Results in the following time series for the Flow old version:

[10.1, 10.2, 10.3, 0.0, 0.0, 0.0, 10.7, 10.8, 10.9, 1.0, 11.1, 0.0, 0.0, 0.0, 0.0, 0.0, 11.7, 11.8, 11.9, 12.0, 12.1, 0.0, 0.0, 12.4, nan] # last downtime of 3 is not used
Results after adaption:
0.1, 10.2, 10.3, 0.0, 0.0, 0.0, 10.7, 10.8, 10.9, 1.0, 11.1, 0.0, 0.0, 0.0, 0.0, 0.0, 11.7, 11.8, 11.9, 12.0, 12.1, 0.0, 0.0, 0.0, nan]

[p-snft]

I keep forgetting that range(items[-1]) will count to items[-1]-1. Thanks.

[p-snft]

I think we should merge this already and prepare the calculation of the required steps for a given length in hours to a second PR.

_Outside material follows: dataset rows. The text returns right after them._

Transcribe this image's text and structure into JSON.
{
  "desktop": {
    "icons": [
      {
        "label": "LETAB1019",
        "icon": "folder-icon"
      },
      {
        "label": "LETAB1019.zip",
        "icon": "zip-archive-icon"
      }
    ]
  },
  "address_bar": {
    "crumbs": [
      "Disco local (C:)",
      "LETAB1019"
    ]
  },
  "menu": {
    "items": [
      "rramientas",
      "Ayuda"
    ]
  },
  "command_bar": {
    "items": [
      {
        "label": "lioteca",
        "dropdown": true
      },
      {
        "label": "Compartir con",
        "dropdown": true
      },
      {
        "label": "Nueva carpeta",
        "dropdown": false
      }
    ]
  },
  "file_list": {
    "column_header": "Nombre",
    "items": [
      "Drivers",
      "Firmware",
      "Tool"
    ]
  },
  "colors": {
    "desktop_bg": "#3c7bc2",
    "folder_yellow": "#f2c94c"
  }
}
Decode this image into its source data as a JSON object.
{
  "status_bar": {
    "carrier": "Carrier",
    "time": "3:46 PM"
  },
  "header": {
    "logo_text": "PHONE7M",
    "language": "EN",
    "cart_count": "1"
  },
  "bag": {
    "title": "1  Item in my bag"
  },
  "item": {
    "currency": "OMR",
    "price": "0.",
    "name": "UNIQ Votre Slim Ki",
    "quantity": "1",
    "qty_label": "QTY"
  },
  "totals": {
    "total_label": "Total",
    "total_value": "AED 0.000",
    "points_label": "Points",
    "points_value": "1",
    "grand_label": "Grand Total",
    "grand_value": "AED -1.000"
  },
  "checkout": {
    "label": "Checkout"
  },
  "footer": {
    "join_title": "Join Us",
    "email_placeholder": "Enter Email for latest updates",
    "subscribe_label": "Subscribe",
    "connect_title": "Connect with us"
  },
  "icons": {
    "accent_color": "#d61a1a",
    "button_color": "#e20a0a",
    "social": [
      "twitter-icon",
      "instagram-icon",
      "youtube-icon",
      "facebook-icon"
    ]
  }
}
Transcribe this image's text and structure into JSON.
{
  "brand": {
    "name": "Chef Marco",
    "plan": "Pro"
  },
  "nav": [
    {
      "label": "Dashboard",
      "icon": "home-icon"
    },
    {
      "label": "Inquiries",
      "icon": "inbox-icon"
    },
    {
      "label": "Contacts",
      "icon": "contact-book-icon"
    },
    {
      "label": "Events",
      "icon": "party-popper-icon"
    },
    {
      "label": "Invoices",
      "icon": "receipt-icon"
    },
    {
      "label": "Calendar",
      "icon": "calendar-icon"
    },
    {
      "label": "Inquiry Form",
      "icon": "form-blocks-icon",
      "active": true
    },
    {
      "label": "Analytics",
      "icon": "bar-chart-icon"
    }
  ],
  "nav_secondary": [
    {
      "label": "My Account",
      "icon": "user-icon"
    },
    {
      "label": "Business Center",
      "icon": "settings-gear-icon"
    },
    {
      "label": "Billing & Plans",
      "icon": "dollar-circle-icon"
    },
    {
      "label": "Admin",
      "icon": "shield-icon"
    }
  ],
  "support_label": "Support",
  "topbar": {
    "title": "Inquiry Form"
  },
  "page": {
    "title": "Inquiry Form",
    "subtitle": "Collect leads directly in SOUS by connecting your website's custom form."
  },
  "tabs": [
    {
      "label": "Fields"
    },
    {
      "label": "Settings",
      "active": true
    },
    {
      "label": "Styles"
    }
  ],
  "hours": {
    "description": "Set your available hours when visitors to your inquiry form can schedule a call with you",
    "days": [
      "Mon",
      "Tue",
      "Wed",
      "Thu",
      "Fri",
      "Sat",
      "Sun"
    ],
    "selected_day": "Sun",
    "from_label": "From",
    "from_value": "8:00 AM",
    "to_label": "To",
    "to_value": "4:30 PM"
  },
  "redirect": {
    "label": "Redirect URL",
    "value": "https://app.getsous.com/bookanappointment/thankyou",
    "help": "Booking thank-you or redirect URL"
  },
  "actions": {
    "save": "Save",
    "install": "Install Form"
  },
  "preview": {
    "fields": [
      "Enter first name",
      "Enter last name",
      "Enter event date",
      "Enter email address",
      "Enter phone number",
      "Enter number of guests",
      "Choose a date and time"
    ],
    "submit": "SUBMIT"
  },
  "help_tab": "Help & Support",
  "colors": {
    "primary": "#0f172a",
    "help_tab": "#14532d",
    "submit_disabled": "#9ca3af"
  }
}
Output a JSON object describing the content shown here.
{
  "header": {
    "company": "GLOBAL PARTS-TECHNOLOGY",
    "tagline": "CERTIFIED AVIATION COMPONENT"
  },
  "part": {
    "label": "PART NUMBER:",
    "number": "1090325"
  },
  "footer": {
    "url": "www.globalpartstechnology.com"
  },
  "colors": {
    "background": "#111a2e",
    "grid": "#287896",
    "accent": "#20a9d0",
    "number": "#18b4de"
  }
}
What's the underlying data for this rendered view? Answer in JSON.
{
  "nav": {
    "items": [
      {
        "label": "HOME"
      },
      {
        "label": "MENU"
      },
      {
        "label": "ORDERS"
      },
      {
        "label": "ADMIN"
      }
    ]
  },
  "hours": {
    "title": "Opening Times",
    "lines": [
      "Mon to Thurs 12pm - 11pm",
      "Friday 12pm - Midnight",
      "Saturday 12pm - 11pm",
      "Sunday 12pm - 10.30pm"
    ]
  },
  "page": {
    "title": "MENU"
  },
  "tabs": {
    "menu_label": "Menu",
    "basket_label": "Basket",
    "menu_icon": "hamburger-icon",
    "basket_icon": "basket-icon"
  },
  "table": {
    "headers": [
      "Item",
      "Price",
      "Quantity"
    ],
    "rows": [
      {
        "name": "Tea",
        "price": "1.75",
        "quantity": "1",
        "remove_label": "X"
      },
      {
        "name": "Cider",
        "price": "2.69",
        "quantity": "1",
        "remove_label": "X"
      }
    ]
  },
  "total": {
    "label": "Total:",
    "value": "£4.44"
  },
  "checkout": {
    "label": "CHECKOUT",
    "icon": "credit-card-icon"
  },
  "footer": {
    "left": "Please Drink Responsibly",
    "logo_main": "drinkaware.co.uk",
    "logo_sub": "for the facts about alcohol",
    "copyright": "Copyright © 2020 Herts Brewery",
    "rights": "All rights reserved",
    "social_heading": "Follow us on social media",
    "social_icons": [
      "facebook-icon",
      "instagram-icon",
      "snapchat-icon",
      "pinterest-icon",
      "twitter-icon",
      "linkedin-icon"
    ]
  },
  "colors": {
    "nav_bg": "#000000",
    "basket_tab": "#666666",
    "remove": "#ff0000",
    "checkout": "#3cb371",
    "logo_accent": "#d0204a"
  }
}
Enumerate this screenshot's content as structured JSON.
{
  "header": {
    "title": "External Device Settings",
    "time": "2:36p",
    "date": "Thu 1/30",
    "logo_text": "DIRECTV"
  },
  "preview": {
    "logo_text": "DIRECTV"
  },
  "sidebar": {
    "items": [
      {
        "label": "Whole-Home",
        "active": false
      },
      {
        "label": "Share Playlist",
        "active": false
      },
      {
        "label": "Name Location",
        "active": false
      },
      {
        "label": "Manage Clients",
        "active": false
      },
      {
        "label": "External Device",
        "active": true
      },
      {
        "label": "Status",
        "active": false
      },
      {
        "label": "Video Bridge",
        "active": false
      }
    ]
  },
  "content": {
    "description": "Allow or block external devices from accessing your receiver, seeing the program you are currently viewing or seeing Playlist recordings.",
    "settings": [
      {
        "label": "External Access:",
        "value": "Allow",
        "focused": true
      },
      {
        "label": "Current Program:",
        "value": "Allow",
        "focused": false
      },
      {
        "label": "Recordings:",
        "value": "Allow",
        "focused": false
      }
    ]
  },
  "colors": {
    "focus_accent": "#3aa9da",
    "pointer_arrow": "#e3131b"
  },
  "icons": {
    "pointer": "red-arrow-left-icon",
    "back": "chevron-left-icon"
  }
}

Note: Technically speaking, this is not API stable. However, I would consider the old behavour a bug.

[AntonellaGia]

I proved only the code without investment. Maybe someone else can check this. The constraints itself I approve

[jokochems]

Seems plausible to me, thank you @p-snft and @AntonellaConsolinno. Admittedly, I only quickly scrolled through the code, but I like the additions also in terms of tests.